Obama’s Afghan plan to start with 5,000-troop cut

Author: 
Matt Spetalnick and Susan Cornwell | Reuters
Publication Date: 
Wed, 2011-06-22 03:31

Obama will announce the first phase of a promised drawdown and could also commit to removing by the end of 2012 the remainder of the 30,000 extra “surge” troops he ordered deployed in late 2009, according to a congressional source and and US official familiar with the deliberations.
The president made his final decision on Tuesday on the scale and pace of a US troop pullback in Afghanistan and will lay out his plan in a televised address from the White House at 8 p.m.

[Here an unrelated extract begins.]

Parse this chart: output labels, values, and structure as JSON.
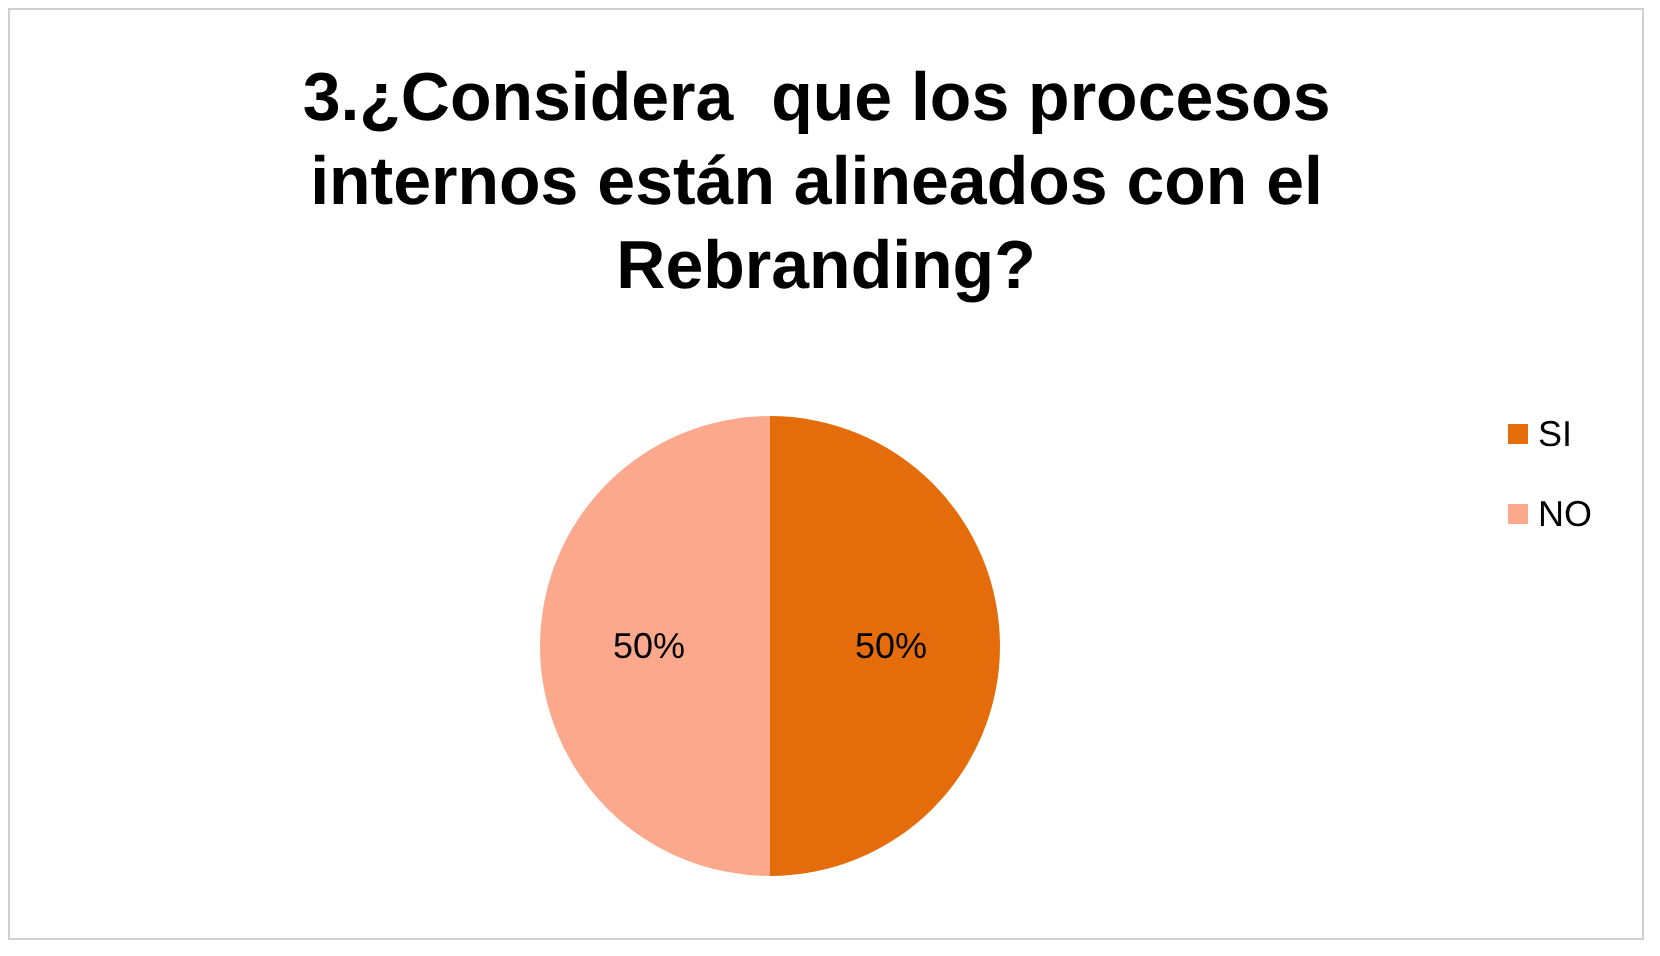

EDT (midnight GMT) on Wednesday.
Obama’s announcement comes amid growing calls from an anxious Congress for an endgame in Afghanistan and appeals from the military not to tie its hands in the fight against a Taleban-led insurgency.
He has sought to balance arguments from military leaders pressing for a slow drawdown of the 100,000 US troops in Afghanistan and White House advisers advocating a more rapid pullout now that Osama Bin Laden is dead and a 2012 re-election campaign approaches.
But it remained unclear whether Obama’s decision would reconcile these conflicting pressures or satisfy any of the major players.
“He has been working through his decision over the course of the last several weeks and finalized that decision today,” White House spokesman Jay Carney said on Tuesday.
While Carney declined to provide details of the president’s plan, he said it was in line with NATO’s goal of turning over the lead for security throughout the country to Afghan forces by 2014. Even at that stage, some US troops might remain as trainers.
 

Obama intends to announce the withdrawal of roughly 5,000 surge troops, the equivalent of an army brigade, starting next month and up to an equal number more before the end of the year, with the final number determined by conditions on the ground, the sources said.
He could also offer a blueprint for removing what remains of the 30,000-strong surge contingent by the end of 2012, which would give commanders the firepower they say they need for this fighting season and the next one.
But the congressional source said that Obama might give the Pentagon some flexibility by stating that the remaining surge troops would leave at “a pace to be decided by the military.”
Obama’s decision comes at a critical juncture as lawmakers from both parties, looking to slash federal spending, are anxious to curtail what has become a costly and unpopular US military intervention.
A Pew Research poll released on Tuesday found a record 56 percent of Americans now favor bringing the 100,000 US forces currently stationed in Afghanistan home as quickly as possible.
The killing of Bin Laden in a US raid last month has helped buttress the argument within the administration that there has been enough progress against Al-Qaeda to justify scaling back the war effort faster than expected.
Pentagon officials have voiced concern that a rapid withdrawal would endanger gains against the Taleban insurgency while White House advisers have pressed for a drawdown large enough to placate his own Democratic Party’s anti-war wing as well as a growing number of Republicans.
Obama had been reviewing a range of options presented by General David Petraeus, his top commander in Afghanistan.
Among the ideas under consideration was to set a timetable of 12 to 18 months to pull out all of the 30,000 extra troops he sent to Afghanistan, following a review of US war strategy in late 2009, to break the momentum of the Taleban.
Obama has only said the initial withdrawal will be “significant.”
As news reports circulated about the extent of the drawdown Obama would announce, Senate Armed Services Committee Chairman Carl M. Levin reiterated his view that there had been enough military progress in Afghanistan to withdraw 15,000 troops by the end of the year.
“The level of US troop reductions in Afghanistan needs to be significant to achieve its purpose — letting the Afghan government know we are determined to shift primary responsibility for their security to the Afghan security forces,” the Democratic lawmaker said.
Defense Secretary Robert Gates has urged a more modest drawdown out of the 100,000 US troops now in Afghanistan to avoid undercutting military gains on the ground.